30 Mayıs 2015 Cumartesi

Saadet'e Mani



Sabahın erken bir saati. Gökyüzü taş kaldırım gibi gri. Bulutlar yağmur yüklü ve karanlık. Kadın kırmızı yağmurluğu içinde çok güzel ve kırılgan. Yürüyor. Tek başına yürüyor, sakince yürüyor. Arkasından ilerliyorum, gözlerim üzerinde geziniyor, sonra ensesine takılıyor. Nasıl da uzun ve beyaz... İçimden sarı saçlarını toplamakla iyi etmiş diye geçiriyorum.

Onu aylardır merak ediyorum. Yüzünü yakından görmek için deliriyorum. Ama yapamam, cesaretim yok. Yıllar önce onun kadar güzel ve sağlıklıyken kocam bana aşıktı. Şimdi ona... Cümlenin sonunu getirmek istemiyorum. Sinirlerim bozuluyor; içime kontrol etmekte zorlandığım kötü duygular doluyor: Kıskanıyorum, öfkeleniyorum.

Sadece güzel olsa "iyi" diyorum. Aptal ve duygusuz bir sürtük olması için dua ediyorum.  Tek derdinin para olmasını diliyorum. Kocamı kullanması, iliklerine kadar sömürüp tekmeyi basması temennim.  Ben, tamamen iyi niyetle, kocamın  canını yakmasını istiyorum. İt gibi sürünerek kapıma düşmesi ailemin saadeti için yerinde olacak. Gerçekleri anlaması için bu gerekli!

Gerçek(!)  "bana mecbur olduğunu anlaması gerektiği."
Ve gerçek ne?
Bu kadının gerçeği ne? Çok iyi tanıdığımı sandığım kocamın gerçeği ne?

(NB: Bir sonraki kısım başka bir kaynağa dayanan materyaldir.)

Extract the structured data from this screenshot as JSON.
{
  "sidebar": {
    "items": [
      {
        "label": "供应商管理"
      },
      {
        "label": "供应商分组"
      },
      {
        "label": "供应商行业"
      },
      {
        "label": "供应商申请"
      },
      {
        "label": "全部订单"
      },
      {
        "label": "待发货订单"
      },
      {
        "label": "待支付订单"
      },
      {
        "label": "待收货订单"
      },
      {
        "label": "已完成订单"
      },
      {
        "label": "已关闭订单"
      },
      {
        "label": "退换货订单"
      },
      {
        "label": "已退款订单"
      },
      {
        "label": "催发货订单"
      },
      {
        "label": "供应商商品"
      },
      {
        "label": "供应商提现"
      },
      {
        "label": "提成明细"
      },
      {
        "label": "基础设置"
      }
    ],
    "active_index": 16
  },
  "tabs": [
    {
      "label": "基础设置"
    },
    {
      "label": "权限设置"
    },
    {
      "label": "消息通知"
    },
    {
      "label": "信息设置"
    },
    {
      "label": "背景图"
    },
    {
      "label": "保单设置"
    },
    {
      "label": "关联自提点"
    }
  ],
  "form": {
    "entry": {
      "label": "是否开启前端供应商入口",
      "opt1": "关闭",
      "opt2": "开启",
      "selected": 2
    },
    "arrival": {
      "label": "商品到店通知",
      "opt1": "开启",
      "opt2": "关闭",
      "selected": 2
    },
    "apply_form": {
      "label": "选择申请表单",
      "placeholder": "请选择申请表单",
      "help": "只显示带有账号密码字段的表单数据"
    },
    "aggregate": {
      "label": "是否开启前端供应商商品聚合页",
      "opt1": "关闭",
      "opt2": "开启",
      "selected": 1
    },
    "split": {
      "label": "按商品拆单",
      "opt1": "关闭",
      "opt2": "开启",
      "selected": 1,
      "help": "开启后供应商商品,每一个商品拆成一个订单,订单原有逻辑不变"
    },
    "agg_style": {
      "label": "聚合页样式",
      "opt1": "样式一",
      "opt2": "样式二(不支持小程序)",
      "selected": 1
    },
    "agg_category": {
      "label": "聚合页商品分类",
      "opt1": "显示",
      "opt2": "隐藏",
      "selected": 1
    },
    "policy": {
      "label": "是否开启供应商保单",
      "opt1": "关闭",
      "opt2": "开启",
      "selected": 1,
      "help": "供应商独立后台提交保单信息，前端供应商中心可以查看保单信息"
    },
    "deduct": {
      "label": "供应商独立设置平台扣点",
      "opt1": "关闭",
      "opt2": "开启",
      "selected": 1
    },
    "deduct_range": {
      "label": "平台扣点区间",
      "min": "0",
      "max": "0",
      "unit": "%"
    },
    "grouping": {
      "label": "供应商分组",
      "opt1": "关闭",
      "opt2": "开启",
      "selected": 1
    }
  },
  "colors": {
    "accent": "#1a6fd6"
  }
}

Bulutlar yükünü bırakmaya başlıyor. Başımı kaldırıyorum ve yağmur tanelerinin yüzüme düşmesine izin veriyorum. Yüzüm, tam ortasında alçak bir tepecik olan çorak toprakları andırıyor. Renkten ve neşeden eser yok. Varsa yoksa kuraklık; varsa yoksa  yokluk. Gençliğim, nerdesin? Yağmur bile şimdi başka hissettiriyor; melonkoli ve yanlızlık...

Kadın hızlanıyor; bense yavaşlıyorum. Aldatılmanın yükü daha da ağır geliyor başımı eğip omuzlarımı  yeniden öne düşürüyorum. Yağmur sertçe düşüyor ve sırtımı her bir dolu tane çok güçlü dövüyor.  Olduğum yere çivileniyorum. Üşüyorum!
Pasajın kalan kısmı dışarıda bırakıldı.